Macon-Bibb County commissioners heard a brief work-session presentation on the county's geographic information system (GIS), including a planned high-resolution street-scan, address-standardization work and cross-agency uses for emergency response and asset management.
The GIS manager told commissioners that GIS is more than maps—it links parcel identifiers to assessment and infrastructure data and supports time-and-location analysis across county services. "We've got a map that we can look up if you would want to email me or, reach out to me, and we can look up and make sure that that is on the list," the GIS manager said when answering a question about specific streets.
Staff described a street-scan project that will capture the county's road network at a much higher resolution than prior collections. The presenter said the effort will cover county-owned streets (not state-maintained highways) and produce a dashboard showing progress; on the dashboard, green indicates completed work and red indicates remaining sections. The presenter emphasized that the county maintains an ongoing enterprise agreement with Esri and pays annually to retain support and infrastructure services.

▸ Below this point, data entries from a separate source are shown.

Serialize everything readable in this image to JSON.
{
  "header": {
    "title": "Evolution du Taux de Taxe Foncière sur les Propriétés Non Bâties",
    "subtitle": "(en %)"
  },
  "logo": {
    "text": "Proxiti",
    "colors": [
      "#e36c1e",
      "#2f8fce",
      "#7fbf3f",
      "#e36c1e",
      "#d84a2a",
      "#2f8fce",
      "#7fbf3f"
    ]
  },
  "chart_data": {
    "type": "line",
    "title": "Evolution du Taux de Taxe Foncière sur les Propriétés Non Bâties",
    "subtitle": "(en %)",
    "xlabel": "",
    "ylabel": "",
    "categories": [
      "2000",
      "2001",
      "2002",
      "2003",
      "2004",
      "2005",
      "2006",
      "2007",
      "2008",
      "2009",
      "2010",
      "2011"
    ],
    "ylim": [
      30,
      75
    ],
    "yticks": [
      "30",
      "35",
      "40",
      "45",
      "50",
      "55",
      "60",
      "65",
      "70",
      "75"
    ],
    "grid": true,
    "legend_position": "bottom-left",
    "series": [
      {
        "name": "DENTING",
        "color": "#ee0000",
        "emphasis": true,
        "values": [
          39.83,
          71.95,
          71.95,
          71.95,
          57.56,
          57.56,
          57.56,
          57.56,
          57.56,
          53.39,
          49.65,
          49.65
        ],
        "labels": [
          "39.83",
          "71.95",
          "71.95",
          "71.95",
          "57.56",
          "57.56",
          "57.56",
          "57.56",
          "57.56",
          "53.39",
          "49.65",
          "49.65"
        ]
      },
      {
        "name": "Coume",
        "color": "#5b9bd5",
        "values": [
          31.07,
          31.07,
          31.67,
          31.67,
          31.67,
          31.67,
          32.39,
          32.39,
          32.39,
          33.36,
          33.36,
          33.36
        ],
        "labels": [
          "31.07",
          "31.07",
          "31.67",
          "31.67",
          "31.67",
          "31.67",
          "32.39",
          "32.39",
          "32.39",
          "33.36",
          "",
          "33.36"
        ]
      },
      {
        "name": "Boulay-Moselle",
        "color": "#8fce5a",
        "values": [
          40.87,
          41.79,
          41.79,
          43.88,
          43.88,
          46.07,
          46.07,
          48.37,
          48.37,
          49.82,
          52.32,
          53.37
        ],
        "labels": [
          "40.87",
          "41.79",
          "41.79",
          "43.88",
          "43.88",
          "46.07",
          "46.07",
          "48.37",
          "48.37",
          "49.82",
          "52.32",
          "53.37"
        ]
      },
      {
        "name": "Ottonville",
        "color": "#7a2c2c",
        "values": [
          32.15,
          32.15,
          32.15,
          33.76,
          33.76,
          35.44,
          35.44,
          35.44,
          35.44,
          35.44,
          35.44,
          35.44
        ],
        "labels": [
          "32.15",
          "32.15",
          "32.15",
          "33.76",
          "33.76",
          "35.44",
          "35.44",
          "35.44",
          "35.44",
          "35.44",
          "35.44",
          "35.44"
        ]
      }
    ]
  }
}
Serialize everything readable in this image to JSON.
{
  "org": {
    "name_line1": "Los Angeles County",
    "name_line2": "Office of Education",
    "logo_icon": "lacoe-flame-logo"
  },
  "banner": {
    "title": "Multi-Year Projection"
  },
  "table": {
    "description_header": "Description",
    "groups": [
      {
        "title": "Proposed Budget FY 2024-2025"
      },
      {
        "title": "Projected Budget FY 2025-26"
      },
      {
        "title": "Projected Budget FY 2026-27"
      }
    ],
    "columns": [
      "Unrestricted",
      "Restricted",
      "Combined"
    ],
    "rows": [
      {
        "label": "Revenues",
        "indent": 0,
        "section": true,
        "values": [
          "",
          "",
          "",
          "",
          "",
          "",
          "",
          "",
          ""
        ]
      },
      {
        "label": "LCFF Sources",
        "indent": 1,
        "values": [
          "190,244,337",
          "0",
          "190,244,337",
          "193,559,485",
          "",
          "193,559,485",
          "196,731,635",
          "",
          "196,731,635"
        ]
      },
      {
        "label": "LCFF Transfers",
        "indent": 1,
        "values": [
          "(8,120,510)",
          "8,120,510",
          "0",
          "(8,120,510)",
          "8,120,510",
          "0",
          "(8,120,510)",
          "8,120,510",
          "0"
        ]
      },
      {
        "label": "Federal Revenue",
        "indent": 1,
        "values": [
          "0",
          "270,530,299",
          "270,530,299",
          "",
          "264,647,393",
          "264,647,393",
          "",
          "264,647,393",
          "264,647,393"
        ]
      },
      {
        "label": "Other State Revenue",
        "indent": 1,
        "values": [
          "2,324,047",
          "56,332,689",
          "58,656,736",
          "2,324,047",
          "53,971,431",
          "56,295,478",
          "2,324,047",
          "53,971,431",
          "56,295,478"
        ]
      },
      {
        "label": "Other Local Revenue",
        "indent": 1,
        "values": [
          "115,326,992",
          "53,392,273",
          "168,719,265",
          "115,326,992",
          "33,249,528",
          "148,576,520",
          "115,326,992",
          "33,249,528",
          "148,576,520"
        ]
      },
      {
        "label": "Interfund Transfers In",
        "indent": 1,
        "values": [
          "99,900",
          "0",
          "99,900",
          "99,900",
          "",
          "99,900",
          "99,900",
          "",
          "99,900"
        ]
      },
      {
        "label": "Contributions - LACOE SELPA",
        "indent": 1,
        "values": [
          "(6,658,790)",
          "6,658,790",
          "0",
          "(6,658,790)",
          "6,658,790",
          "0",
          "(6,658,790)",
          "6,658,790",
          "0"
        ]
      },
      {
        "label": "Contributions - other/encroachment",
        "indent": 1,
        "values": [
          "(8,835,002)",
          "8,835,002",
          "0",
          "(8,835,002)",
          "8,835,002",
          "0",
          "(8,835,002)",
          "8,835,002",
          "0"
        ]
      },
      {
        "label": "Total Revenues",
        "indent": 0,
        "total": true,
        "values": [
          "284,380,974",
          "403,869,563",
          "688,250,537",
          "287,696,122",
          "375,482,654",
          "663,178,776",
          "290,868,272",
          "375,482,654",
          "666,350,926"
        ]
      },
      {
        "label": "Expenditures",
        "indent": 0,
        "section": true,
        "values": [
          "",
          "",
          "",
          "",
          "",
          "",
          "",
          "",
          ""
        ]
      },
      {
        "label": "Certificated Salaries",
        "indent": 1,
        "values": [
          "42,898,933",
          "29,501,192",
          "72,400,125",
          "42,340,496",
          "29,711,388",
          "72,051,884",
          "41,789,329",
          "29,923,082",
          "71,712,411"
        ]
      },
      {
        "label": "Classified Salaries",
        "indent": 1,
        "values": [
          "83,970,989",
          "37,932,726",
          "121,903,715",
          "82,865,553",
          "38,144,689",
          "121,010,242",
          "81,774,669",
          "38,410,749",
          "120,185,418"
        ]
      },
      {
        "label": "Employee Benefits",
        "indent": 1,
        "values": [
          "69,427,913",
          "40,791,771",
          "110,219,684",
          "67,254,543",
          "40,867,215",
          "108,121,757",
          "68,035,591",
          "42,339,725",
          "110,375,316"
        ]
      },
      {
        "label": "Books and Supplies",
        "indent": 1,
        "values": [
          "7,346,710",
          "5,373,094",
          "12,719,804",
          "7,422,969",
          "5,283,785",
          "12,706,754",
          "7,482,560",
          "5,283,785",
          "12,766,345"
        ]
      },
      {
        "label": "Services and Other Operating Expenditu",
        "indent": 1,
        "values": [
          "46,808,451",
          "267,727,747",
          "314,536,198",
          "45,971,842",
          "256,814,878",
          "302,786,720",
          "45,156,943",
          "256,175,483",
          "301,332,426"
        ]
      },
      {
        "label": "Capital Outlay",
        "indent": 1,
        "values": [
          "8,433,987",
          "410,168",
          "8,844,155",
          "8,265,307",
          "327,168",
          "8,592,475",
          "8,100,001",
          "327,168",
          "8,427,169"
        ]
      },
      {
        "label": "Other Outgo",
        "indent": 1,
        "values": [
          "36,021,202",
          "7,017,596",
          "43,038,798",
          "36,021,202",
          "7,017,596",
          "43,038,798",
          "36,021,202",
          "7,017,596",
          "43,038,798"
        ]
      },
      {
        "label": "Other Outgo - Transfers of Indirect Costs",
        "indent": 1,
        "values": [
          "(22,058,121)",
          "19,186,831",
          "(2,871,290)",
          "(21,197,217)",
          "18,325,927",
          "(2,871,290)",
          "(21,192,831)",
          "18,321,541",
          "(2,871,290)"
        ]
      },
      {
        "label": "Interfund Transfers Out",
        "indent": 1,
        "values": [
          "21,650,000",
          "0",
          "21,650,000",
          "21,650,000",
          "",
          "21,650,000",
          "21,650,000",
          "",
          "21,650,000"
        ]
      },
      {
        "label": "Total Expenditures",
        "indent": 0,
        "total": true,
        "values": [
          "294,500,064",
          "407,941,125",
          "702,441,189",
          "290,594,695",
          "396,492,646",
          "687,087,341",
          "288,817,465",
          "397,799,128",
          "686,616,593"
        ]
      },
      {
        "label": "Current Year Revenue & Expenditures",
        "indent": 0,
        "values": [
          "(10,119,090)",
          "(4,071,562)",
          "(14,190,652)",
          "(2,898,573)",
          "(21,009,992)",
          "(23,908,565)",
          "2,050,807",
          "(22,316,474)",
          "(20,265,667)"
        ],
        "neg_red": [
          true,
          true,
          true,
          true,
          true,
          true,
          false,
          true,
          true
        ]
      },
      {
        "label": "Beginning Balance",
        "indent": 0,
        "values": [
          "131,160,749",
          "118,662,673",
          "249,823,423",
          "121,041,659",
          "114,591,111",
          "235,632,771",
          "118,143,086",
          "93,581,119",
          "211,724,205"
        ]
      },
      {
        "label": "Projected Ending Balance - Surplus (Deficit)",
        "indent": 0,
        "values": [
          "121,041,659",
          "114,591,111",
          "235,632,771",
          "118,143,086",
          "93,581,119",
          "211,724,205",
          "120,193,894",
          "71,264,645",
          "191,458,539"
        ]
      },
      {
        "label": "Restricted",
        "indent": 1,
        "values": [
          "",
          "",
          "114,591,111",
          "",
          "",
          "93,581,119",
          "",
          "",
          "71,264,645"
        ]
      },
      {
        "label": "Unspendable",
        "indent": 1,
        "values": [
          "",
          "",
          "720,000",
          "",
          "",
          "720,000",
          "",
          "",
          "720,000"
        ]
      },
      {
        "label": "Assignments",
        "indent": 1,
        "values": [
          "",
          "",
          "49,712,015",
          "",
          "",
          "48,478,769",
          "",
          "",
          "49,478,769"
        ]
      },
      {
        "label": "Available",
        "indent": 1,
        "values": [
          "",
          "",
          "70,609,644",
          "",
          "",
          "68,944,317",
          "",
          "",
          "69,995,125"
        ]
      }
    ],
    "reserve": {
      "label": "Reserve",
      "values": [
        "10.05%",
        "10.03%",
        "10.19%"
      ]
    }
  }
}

Commissioners asked how neighborhood traffic-calming requests would be handled; the GIS manager said engineers perform field evaluations and warrants, and that neighborhood interest helps prioritize action. In response to a constituent concern about a long-unpaved street where a resident named Barbara Prosser lives, staff offered to look up the road if provided an email request and confirmed that county roads should be included in the street-scan.
Staff also discussed planned field maps for fire and asset management, parcel-management improvements (a parcel fabric), indoor mapping possibilities for large facilities, and a renewed GIS training program for county users. The meeting ended with the chair asking staff to email the presentation to Janice Ross for distribution and the commission adjourning until its next meeting on January 21st.
The transcript contains garbled phrasing in several places; where the record was unclear, this article uses clarified, neutral language to reflect the substance offered by staff during the presentation.